Los cajones de la cómoda están abiertos y hay ropa asomando por los bordes, como si los hubieran revuelto con prisa. Incluso la situación de la cama parece extraña. Está colocada en ángulo con la pared. La han movido.

Giro en círculo y veo que la puerta del armario está abierta y hay un póster rasgado por la mitad cerca de él.

—Alguien ha estado aquí ya —dice Thomas, dejando de susurrar.

Me doy cuenta de que estoy sudando y me limpio la frente con el dorso del guante. No tiene sentido. ¿Quién puede haber estado aquí antes? Tal vez Will tuviera otros enemigos. Es una maldita coincidencia, pero parece que últimamente se están produciendo muchas coincidencias.

En la oscuridad, creo distinguir algo cerca del póster, en la pared. Parecen palabras escritas. Me acerco y mi pie golpea algo en el suelo que produce un sonido familiar. Sé lo que es antes incluso de pedirle a Thomas que encienda la luz.

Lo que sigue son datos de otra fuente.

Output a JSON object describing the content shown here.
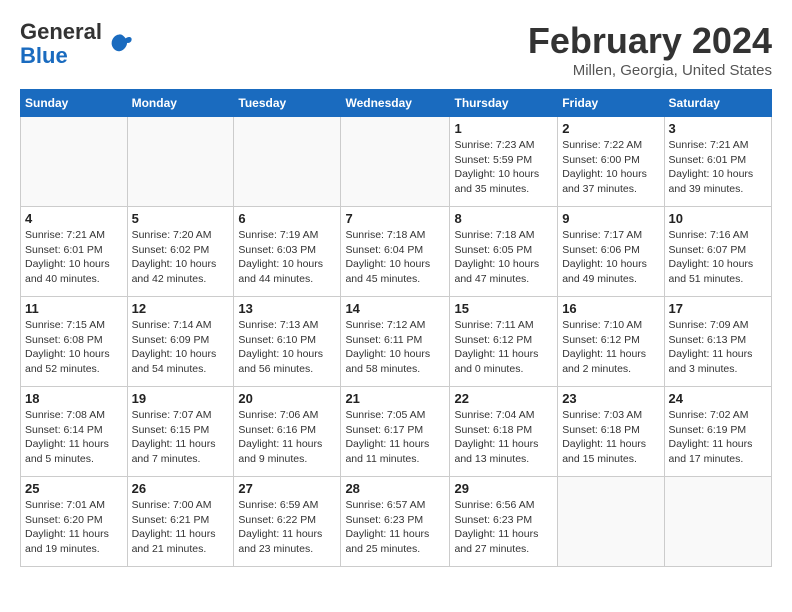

Cuando la claridad inunda la habitación, ya he empezado a retroceder y descubrimos en medio de lo que estábamos.

Están los dos muertos. La cosa contra la que mi pie golpeó era el muslo de Chase —o lo que queda de él— y lo que pensé que era escritura en la pared son en realidad rastros de sangre, largos y anchos. Oscura sangre arterial dibujando arcos. Thomas se ha aferrado a mi camisa por detrás y jadea, atenazado por el pánico. Me libero de él con suavidad. Mi cabeza reacciona de manera fría y clínica. El instinto de investigar es más fuerte que la necesidad de correr.

El cuerpo de Will está detrás de la cama. Está tumbado de espaldas, con los ojos abiertos. Tiene un ojo rojo y al principio pienso que se le han reventado todos los capilares, pero es solo una salpicadura de sangre. A su alrededor, la habitación se encuentra destrozada. Las sábanas y mantas están hechas jirones y descansan en un montón junto al brazo de Will. Aún lleva puesto lo que, supongo, es el pijama, unos pantalones de franela y una camiseta. Chase va vestido de calle. Estoy analizando estos datos como lo haría un agente del CSI, ordenándolos y tomando nota de ellos, para evitar pensar en lo que he visto cuando las luces se han encendido.

Las heridas que ambos tienen: brillantes, rojas y aún sangrantes. Grandes trozos de músculo y hueso desgarrados en forma de media luna. Reconocería esas heridas en cualquier parte, aunque solo las haya visto en mi imaginación. Son marcas de mordiscos.

Algo se los ha comido.

Igual que se comió a mi padre.

—¡Cas! —grita Thomas, y por el tono de su voz me doy cuenta de que ha dicho varias veces mi nombre sin obtener respuesta—. ¡Tenemos que largarnos de aquí!

Tengo las piernas paralizadas. Parece que no puedo reaccionar pero, entonces, Thomas me rodea por el pecho, sujetándome los brazos, y me arrastra fuera. Hasta que no apaga la luz y la escena de la habitación se vuelve negra, no me libero de él y echo a correr.